In the first few months of our relationship, Robert had sent me his schedule every week, so I could go to events with him, and we could plan to hang out on his days off. Now, when I asked him about the week ahead, he ran through the plans he had already made for his free time. I sat, staring at him, frozen with fear and dread.
“So you’re not going to see me at all next week,” I said.
“Well, you’ve been so busy,” he said.
At the end of one such exchange, he was sitting in a wingback chair at his house, impassive and closed off. I ended up kneeling by his chair, my arms around his waist. I knew I was clinging, literally, but if I didn’t move toward him, there would be nothing left of our relationship for me to reconnect with after my deadline.
“We’ll talk about it after your book is done,” he said.
“Talk about what?” I asked. “I don’t understand what’s going on.”
“Everything is fine,” he
said. “Just get your book done.”
For the last week of my deadline, I slept six hours a night and spent literally every other waking moment working on the manuscript. When I handed it in, a week late because of the client’s last-minute changes, Robert and I went to Malibu for a night away, which I’d planned carefully and then postponed. I wanted to have sex. He wanted to have adventures. When he reached for a napkin in my glove box, he found there were none.

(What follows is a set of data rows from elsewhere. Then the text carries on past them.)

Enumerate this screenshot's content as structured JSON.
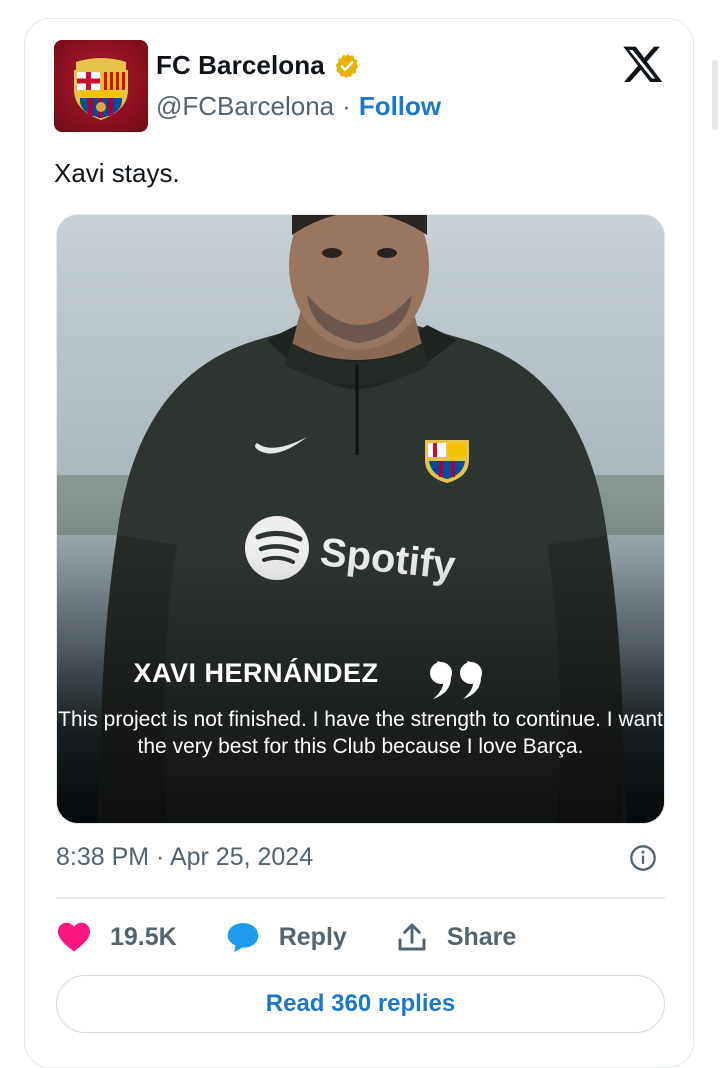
{
  "account": {
    "display_name": "FC Barcelona",
    "handle": "@FCBarcelona",
    "separator": "·",
    "follow_label": "Follow",
    "verified_badge_color": "#e8b300",
    "avatar_icon": "fc-barcelona-crest-icon"
  },
  "tweet": {
    "text": "Xavi stays.",
    "timestamp": "8:38 PM · Apr 25, 2024"
  },
  "media": {
    "quote_name": "XAVI HERNÁNDEZ",
    "quote_text": "This project is not finished. I have the strength to continue. I want the very best for this Club because I love Barça.",
    "shirt_brand": "Spotify"
  },
  "actions": {
    "likes": "19.5K",
    "reply_label": "Reply",
    "share_label": "Share"
  },
  "read_replies_label": "Read 360 replies",
  "colors": {
    "like": "#f91880",
    "reply": "#1d9bf0",
    "link": "#1d78c9",
    "muted": "#536471"
  }
}
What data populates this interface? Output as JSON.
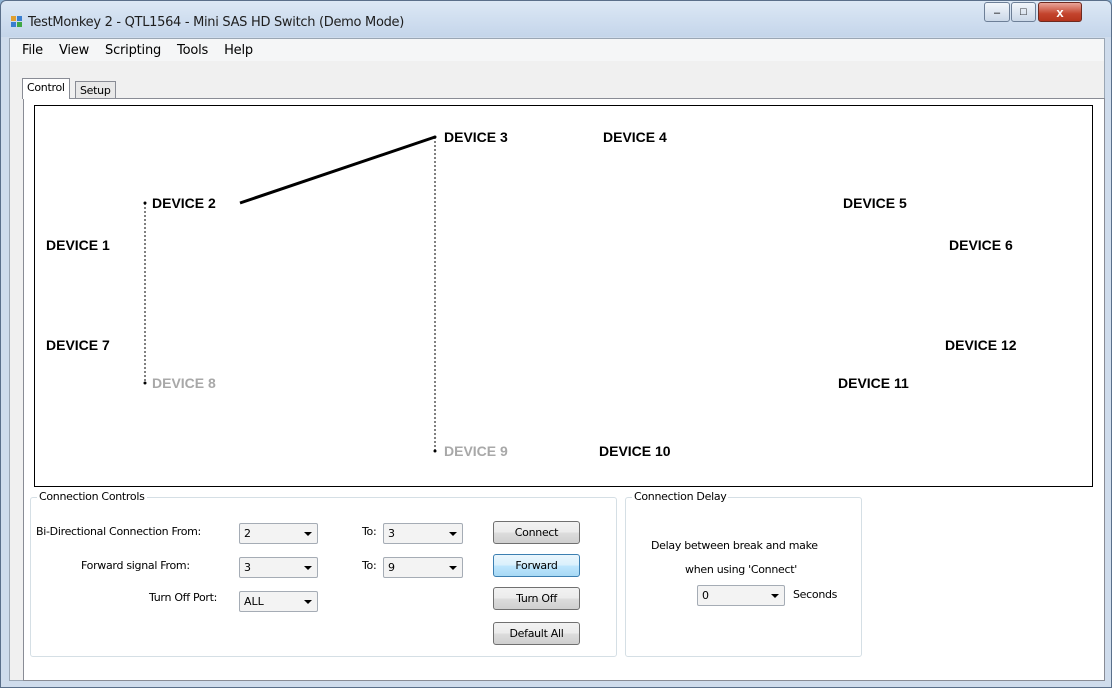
{
  "window": {
    "title": "TestMonkey 2 - QTL1564 - Mini SAS HD Switch (Demo Mode)",
    "controls": {
      "minimize": "–",
      "maximize": "□",
      "close": "x"
    }
  },
  "menu": [
    "File",
    "View",
    "Scripting",
    "Tools",
    "Help"
  ],
  "tabs": [
    {
      "label": "Control",
      "active": true
    },
    {
      "label": "Setup",
      "active": false
    }
  ],
  "devices": [
    {
      "label": "DEVICE 1",
      "dim": false
    },
    {
      "label": "DEVICE 2",
      "dim": false
    },
    {
      "label": "DEVICE 3",
      "dim": false
    },
    {
      "label": "DEVICE 4",
      "dim": false
    },
    {
      "label": "DEVICE 5",
      "dim": false
    },
    {
      "label": "DEVICE 6",
      "dim": false
    },
    {
      "label": "DEVICE 7",
      "dim": false
    },
    {
      "label": "DEVICE 8",
      "dim": true
    },
    {
      "label": "DEVICE 9",
      "dim": true
    },
    {
      "label": "DEVICE 10",
      "dim": false
    },
    {
      "label": "DEVICE 11",
      "dim": false
    },
    {
      "label": "DEVICE 12",
      "dim": false
    }
  ],
  "connections": [
    {
      "from": 2,
      "to": 3,
      "style": "solid"
    },
    {
      "from": 2,
      "to": 8,
      "style": "dashed"
    },
    {
      "from": 3,
      "to": 9,
      "style": "dashed"
    }
  ],
  "connection_controls": {
    "title": "Connection Controls",
    "bidir_label": "Bi-Directional Connection  From:",
    "bidir_from": "2",
    "bidir_to_label": "To:",
    "bidir_to": "3",
    "forward_label": "Forward signal  From:",
    "forward_from": "3",
    "forward_to_label": "To:",
    "forward_to": "9",
    "turnoff_label": "Turn Off Port:",
    "turnoff_port": "ALL",
    "connect_button": "Connect",
    "forward_button": "Forward",
    "turnoff_button": "Turn Off",
    "default_button": "Default All"
  },
  "connection_delay": {
    "title": "Connection Delay",
    "desc_line1": "Delay between break and make",
    "desc_line2": "when using 'Connect'",
    "value": "0",
    "unit": "Seconds"
  },
  "colors": {
    "dim_device": "#a8a8a8",
    "line": "#000000"
  }
}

“How do you expect to be a mom if you don’t have paper towels in your glove box?” he asked.
Instead of defending myself, I made a mental note to get some napkins.
I’d bought a Frisbee and a kite for our weekend away, and as he tossed the white disc to me on the beach, he laughed.
“Maybe you’ll be a good mom after all,” he said.
I stared at him in disbelief but held my tongue.
When we got back to his house, I was supposed to go to a friend’s birthday party, and he wanted to bow out and spend the night at home. Even though we’d just spent twenty-four hours together on a supposedly romantic getaway, I felt farther away from him than ever. I melted down, sobbing and shuddering on his bed.
He drove me to the party and remained cheerful throughout, but I didn’t feel victorious. It hadn’t been a battle or a point I’d been trying to prove. I regularly drove to Texas and Tennessee by myself and had no problem going to a party alone. What I was fighting for, clumsily, was something much deeper and harder to get at than that. I wanted closeness from him, and I did not feel it simply because he was standing in the same room with me, or sleeping in the same bed. Every good moment we spent together was evidence I stored up to ward off this feeling of lurking trouble, but the shadows persisted.
In mid-April, Robert came over on a Friday night. This was usually our date night. But he didn’t ask me where I wanted to eat or grab his keys to head out the door. Instead, he sat heavily on my love seat, and he didn’t move at all.